Nos últimos anos, ficou comum ver mulheres tentando cuidar da saúde com pequenas ações diárias: um shot matinal ao acordar, um sachê de colágeno na água da tarde, uma cápsula de multivitamínico antes de dormir e, quando o cansaço aperta, um Super Coffee para dar conta do dia.
A intenção é boa — há uma vontade genuína de fazer algo por si mesma.
Mas muitas relatam a mesma frustração: continuam cansadas, com inchaço, sem emagrecer e com a pele sem grandes mudanças, mesmo investindo em vários produtinhos que “todo mundo diz que funciona”.
A verdade é que nenhuma dessas estratégias funciona sozinha, porque a maioria delas atua como complemento, e não como base da saúde. É como tentar colocar cobertura num bolo que ainda está cru.
Para entender de forma clara onde vale investir — e onde estamos apenas criando esperança sem resultado — organizei os mais usados em três categorias:
A creatina é um dos suplementos mais estudados para força e manutenção de massa muscular, especialmente quando associada ao treino de resistência e ingestão adequada de proteína. Em relação à cognição, porém, as evidências ainda são inconclusivas. Houve inclusive uma carta publicada na Nutrition Reviews apontando falhas estatísticas e contagem dupla que inflaram os resultados positivos em uma meta-análise sobre efeitos cognitivos (Eckert I, Pascher E. 2023;81(11):1495-1496. PubMed: 36644917).
No desempenho físico, os ganhos médios ficam na faixa de 1 a 3%, dependendo do treino e do contexto — como reforçado por um pesquisador da USP em entrevista à Folha de S. Paulo (06/2025). Ou seja: funciona, mas não é milagre. Não trata fadiga por anemia, sono ruim ou desequilíbrio hormonal.
Ao ser ingerido, o colágeno é quebrado em aminoácidos durante a digestão. Esses aminoácidos não vão diretamente para a pele: o corpo distribui conforme a necessidade — podendo ser usados em articulações, músculos ou até convertidos em energia. Ele pode contribuir, mas não é um tratamento isolado para pele ou flacidez. O que realmente sustenta a produção natural de colágeno são sono reparador, ingestão proteica adequada, antioxidantes e equilíbrio hormonal.
A maioria usa com o objetivo de ter disposição, e nesse ponto eles realmente podem ajudar — principalmente por causa da cafeína, que aumenta estado de alerta e reduz a percepção de cansaço. Mas emagrecimento significativo não acontece apenas com estimulantes. O efeito termogênico é limitado e depende de sono, alimentação e consistência de treino. Além disso, o uso frequente gera tolerância, e o excesso pode prejudicar o sono — que é justamente o que sustenta energia natural.
Embora contenha compostos antioxidantes e anti-inflamatórios, o impacto isolado do shot é irrelevante se o restante da alimentação continua pró-inflamatório (com excesso de açúcar, processados e sono inadequado). O efeito é muito mais comportamental (“começar o dia bem”) do que fisiológico.
Podem aumentar a diurese, o que gera sensação de “desinchar”. Porém, isso representa apenas perda de água e eletrólitos, não perda de gordura. O corpo não depende de chás para desintoxicar — ele possui fígado, rins e intestino para isso, e eles funcionam melhor com alimentação adequada, hidratação e sono.

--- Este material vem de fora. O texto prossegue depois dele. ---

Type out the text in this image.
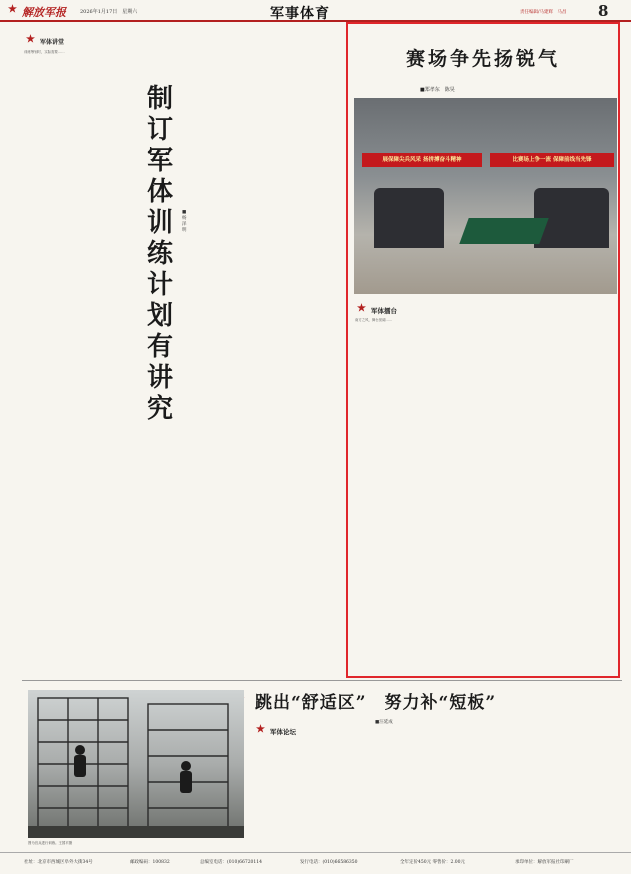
★ 解放军报	2026年1月17日　星期六	军事体育	责任编辑/马建辉　马昌 8
★ 军体讲堂
训练筹划时，实际需要……
制订军体训练计划有讲究
■杨泽明
赛场争先扬锐气
■郑孝东　陈昊
展保障尖兵风采 扬拼搏奋斗精神	比赛场上争一流 保障前线当先锋
★ 军体擂台
南方之风，舞台宽阔……
跳出“舒适区”　努力补“短板”
■汪延成
图为官兵进行训练。王国平摄
★ 军体论坛
社址：北京市西城区阜外大街34号	邮政编码：100832	总编室电话：(010)66720114	发行电话：(010)66586350	全年定价450元 零售价：2.00元	承印单位：解放军报社印刷厂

A ideia de oferecer “um pouco de tudo” pode parecer inteligente, mas não corrige deficiências reais. Quem está com ferritina baixa precisa de doses terapêuticas de ferro, não de 1 mg diluído no meio de 20 vitaminas. O mesmo vale para vitamina D, magnésio, B12 e outros nutrientes. Suplementação efetiva é aquela baseada em exames e necessidade individual, não em rótulo genérico.
Rotular um produto como “zero açúcar refinado” ou “feito com mel” não o transforma automaticamente em opção leve. A densidade calórica muitas vezes é igual ou superior à de versões convencionais, e o disfarce de “saudável” favorece o consumo excessivo. A análise deve ser da composição e contexto, não do marketing.
Creatina, colágeno, shots, chás, multivitamínicos, alimentos “fit” — nenhum deles é necessariamente ruim. Mas todos eles são coadjuvantes. O que realmente determina energia, composição corporal, saúde da pele e longevidade é:
Sono de qualidade
Ingestão adequada de proteína
Preservação de massa muscular
Gestão de estresse e inflamação
Alimentação consistente, não episódica
Suplementos só fazem sentido quando entram no lugar certo da estratégia, e não como tentativa de compensar um estilo de vida desorganizado.